Si le tabou de la sexualité est encore très présent à Mayotte, il est logique que celui de la santé sexuelle en découle. Or, une mauvaise santé sexuelle est susceptible de provoquer de nombreux problèmes chez un individu, qui peuvent se reporter sur d’autres sphères de sa santé, psychologique par exemple, mais également générer des problèmes sociaux ou tout simplement nuire au bien-être général. C’est donc pour contribuer à faire évoluer les mentalités que le conseil départemental, profitant de l’évènement national de la « Semaine de la santé sexuelle », a organisé ce mardi 4 juin un colloque réunissant la majeure partie des acteurs concernés par cette question.
Madi Velou, le 7ème Vice-président du conseil départemental en charge de la Solidarité, de l’Action sociale et de la Santé, l’a ouvert en précisant que le sujet ne devait plus être tabou, puisque même les cadis en parlaient. L’un d’eux était d’ailleurs présent ce mardi matin et a ouvertement abordé la question, citations de versets du Coran à l’appui. « Quand la sexualité va bien, toutes les autres sphères de la vie vont bien également ! », a-t-il notamment déclaré en rappelant que le livre sacré de l’islam réglementait en réalité toutes les questions liées à la sexualité d’une manière détaillée et que ce n’était absolument pas un tabou musulman. « Sur les 6218 versets que contient le coran, 660 ont trait à la relation entre les hommes et les femmes, soit 10% du livre sacré ! », a-t-il précisé. Une jeune femme dans le public a d’ailleurs fait remarquer qu’à Mayotte comme ailleurs, les gens confondaient souvent les interdits sociaux avec les interdits religieux. « C’est normal puisque la religion vient légitimer la règle sociale dans leur esprit », a expliqué judicieusement un autre membre du public.
4 fois plus d’infections par chlamydia à Mayotte qu’en métropole
La question des règles sociales a d’ailleurs longuement été abordée par le sociologue Combo Abdallah Combo juste avant l’intervention du cadi. Il a rappelé la rupture que vivait la société mahoraise actuellement entre la tradition de tabou de la sexualité et l’enseignement des questions reproductives, et donc sexuelles, au sein de l’école laïque, mais également la parole très libre sur le sujet des réseaux sociaux. « Actuellement, il y a une rupture entre l’ordre ancien et l’ordre actuel », a-t-il déclaré.

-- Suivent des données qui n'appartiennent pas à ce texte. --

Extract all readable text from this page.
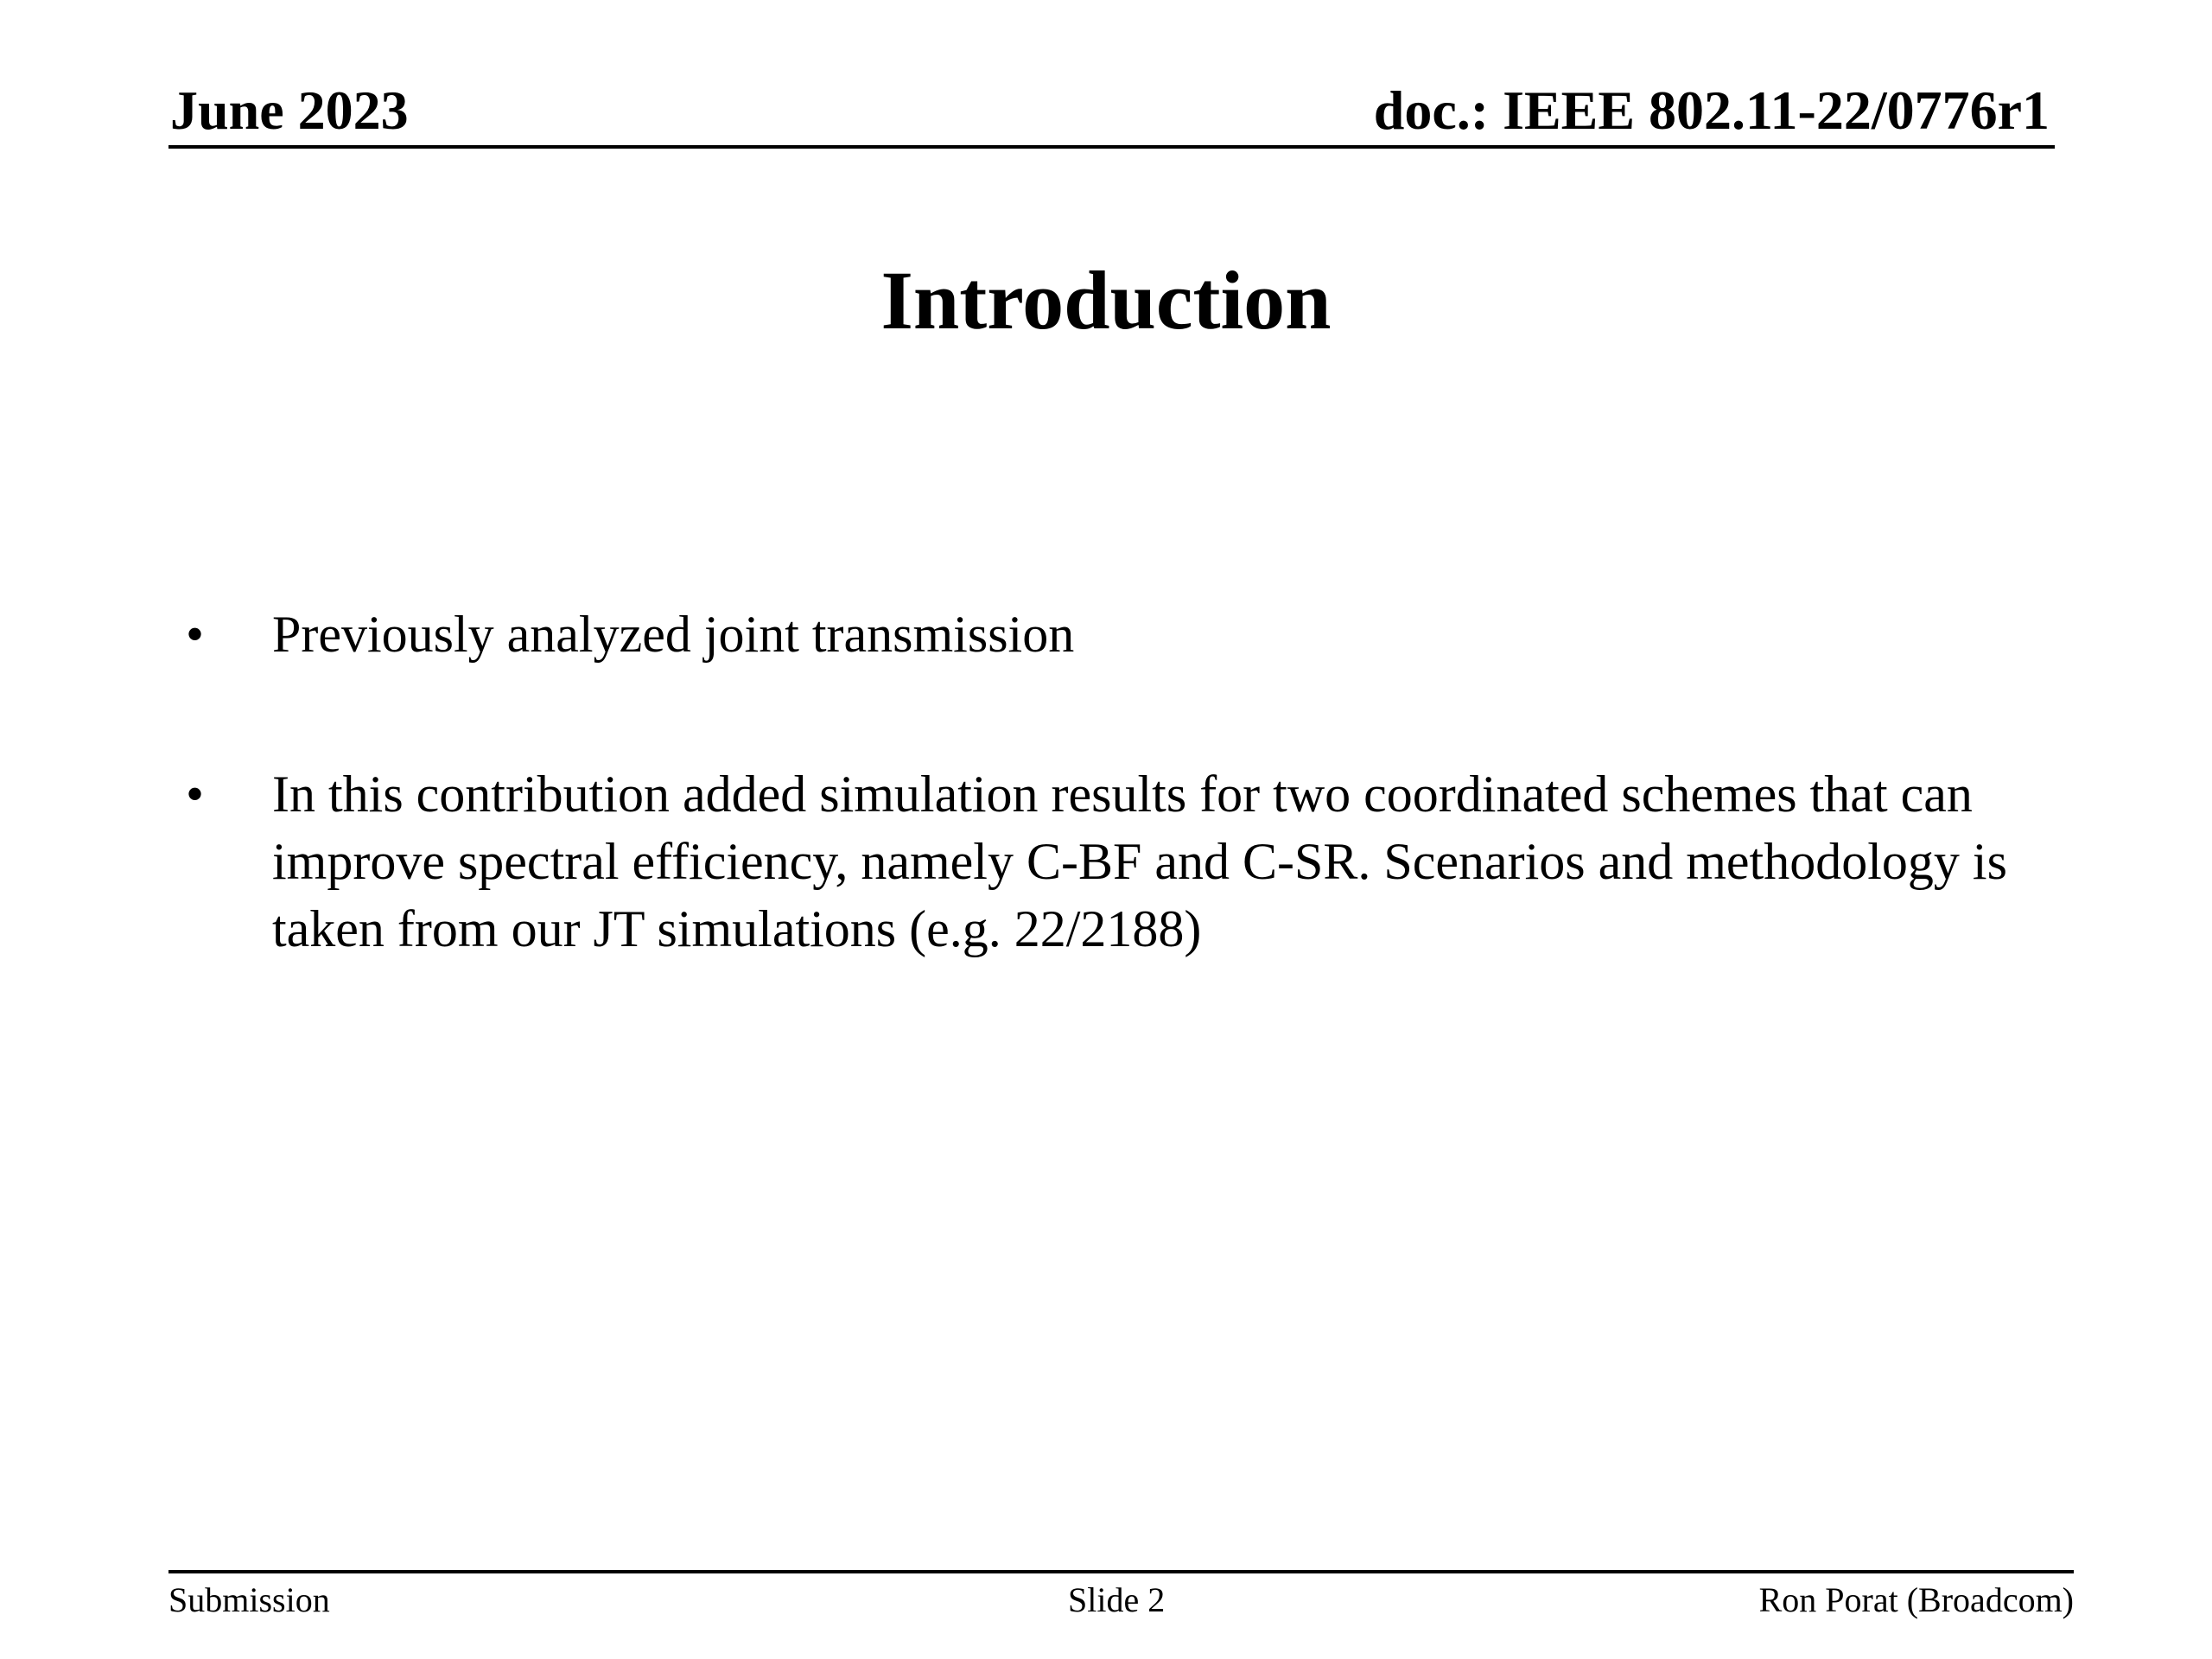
June 2023	doc.: IEEE 802.11-22/0776r1
Introduction
• Previously analyzed joint transmission
• In this contribution added simulation results for two coordinated schemes that can improve spectral efficiency, namely C-BF and C-SR. Scenarios and methodology is taken from our JT simulations (e.g. 22/2188)
Submission	Slide 2	Ron Porat (Broadcom)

Un fait qui explique d’ailleurs en partie la grosse perte de repères des jeunes vivant actuellement sur le territoire et la bascule vers la délinquance pour certains d’entre eux. Le sociologue a également évoqué une forme de « schizophrénie » de la société mahoraise : « D’un côté, il ne faut pas en parler, mais de l’autre, on en parle quand même très largement au moment des mariages par exemple, puisqu’être au fait des questions sexuelles à ce moment-là est indispensable. Mais cela ne se fait qu’au moment des « rites de passage sociaux » et, surtout, « uniquement entre paires », a-t-il précisé.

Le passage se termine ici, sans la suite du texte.